Alongside risk, the xDome Secure Access solution will look to cut back on complexities. Here, the idea is to leverage a scalable, cloud-managed architecture that offers the flexibility to operate both on-premises and in the cloud. Beyond that, the intention is also to simplify administrative tasks that require constant operational control. This the solution does, like we referred to, by integrating seamlessly with Identity and Access Management (IAM) tools, and by enhancing identity management, and enabling centralized site management and policy creation. Rounding up highlights would be the product’s commitment towards compliance maintenance. In practice, such a commitment will talk to the availability of necessary controls for real-time logging and auditing of user identities, which is crucial when it comes to maintaining comprehensive audit trails and meeting regulatory requirements. It also becomes important in the context of protecting your organization against potential legal and financial penalties.

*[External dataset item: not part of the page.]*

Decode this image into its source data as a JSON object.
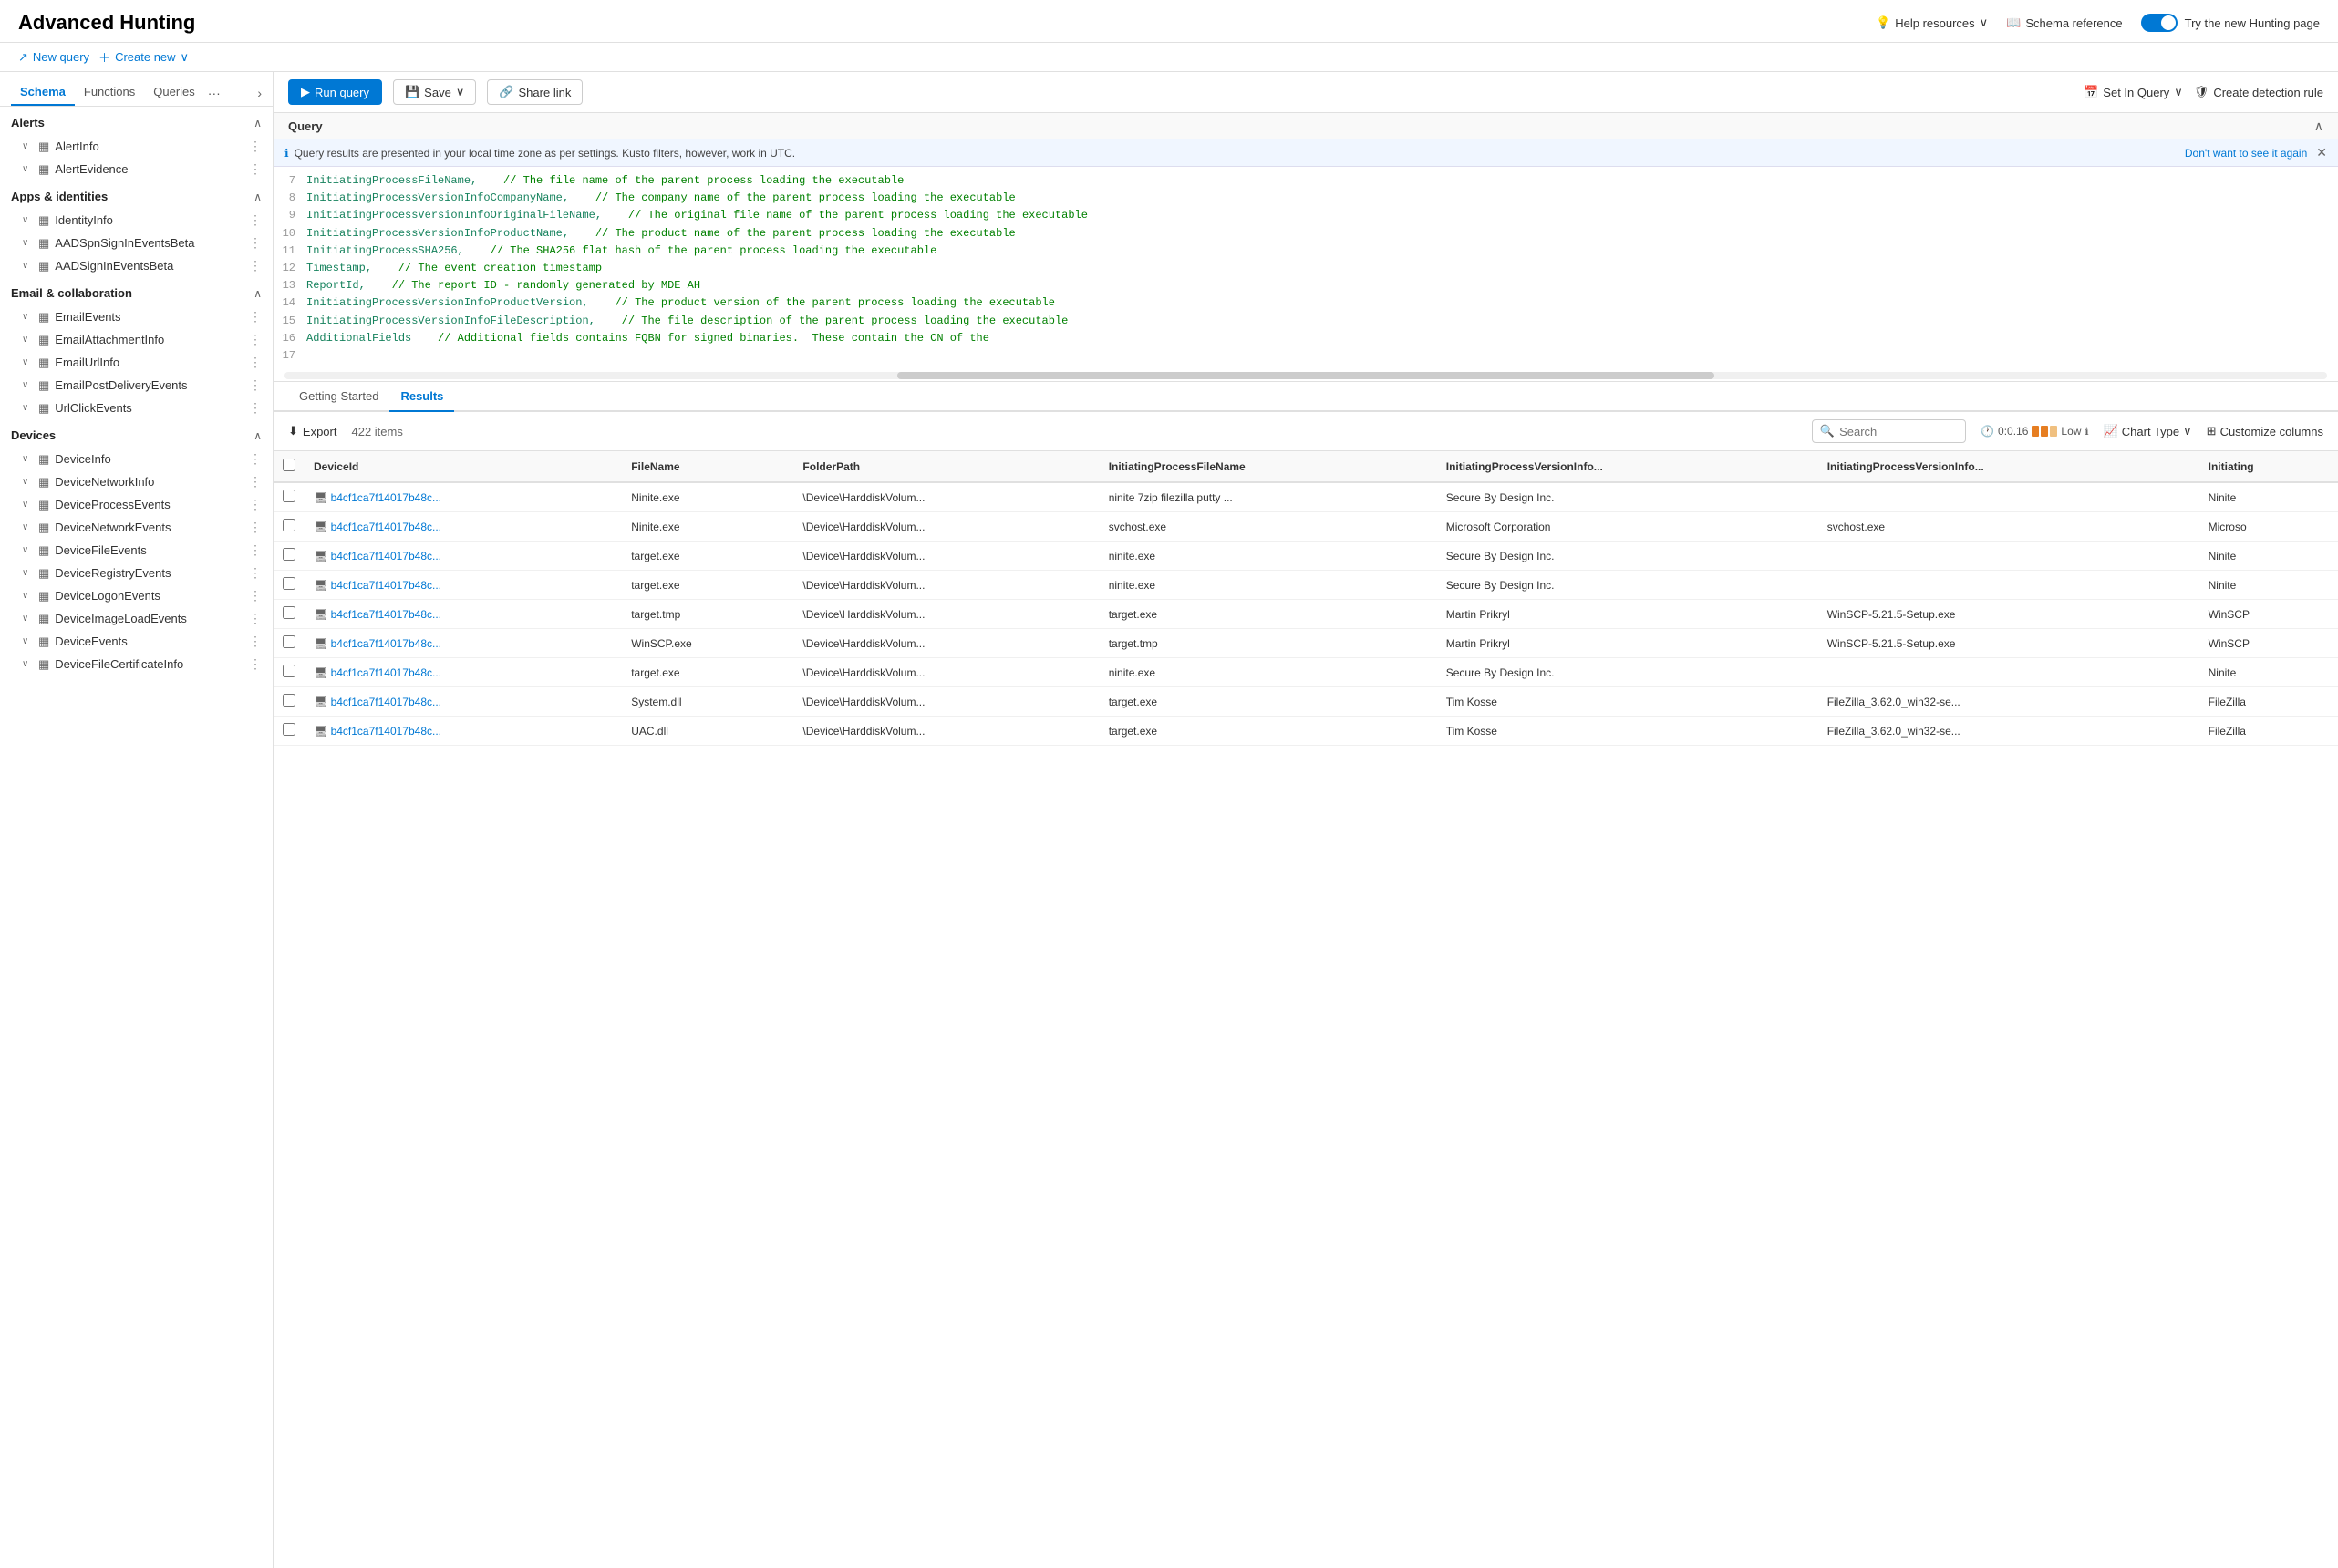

The development in question delivers a rather interesting follow-up to one research conducted by Claroty. The stated research revealed how nearly 3.7% of all OT assets have an insecure internet connection, with 13% of engineering workstations (EWS) and human-machine interfaces (HMIs) also suffering from an insecure internet connection. In case that’s not enough, the research further discovered that an estimated 36% of insecurely internet-connected EWS and HMIs contain at least one KEV.
“Our research supports the notion that increased remote access translates to an expanding attack surface and greater risk of disruption to critical infrastructure, which can ultimately impact public safety and the availability of vital services,” said Amir Preminger, vice president of research for Claroty’s Team82, the company’s research group.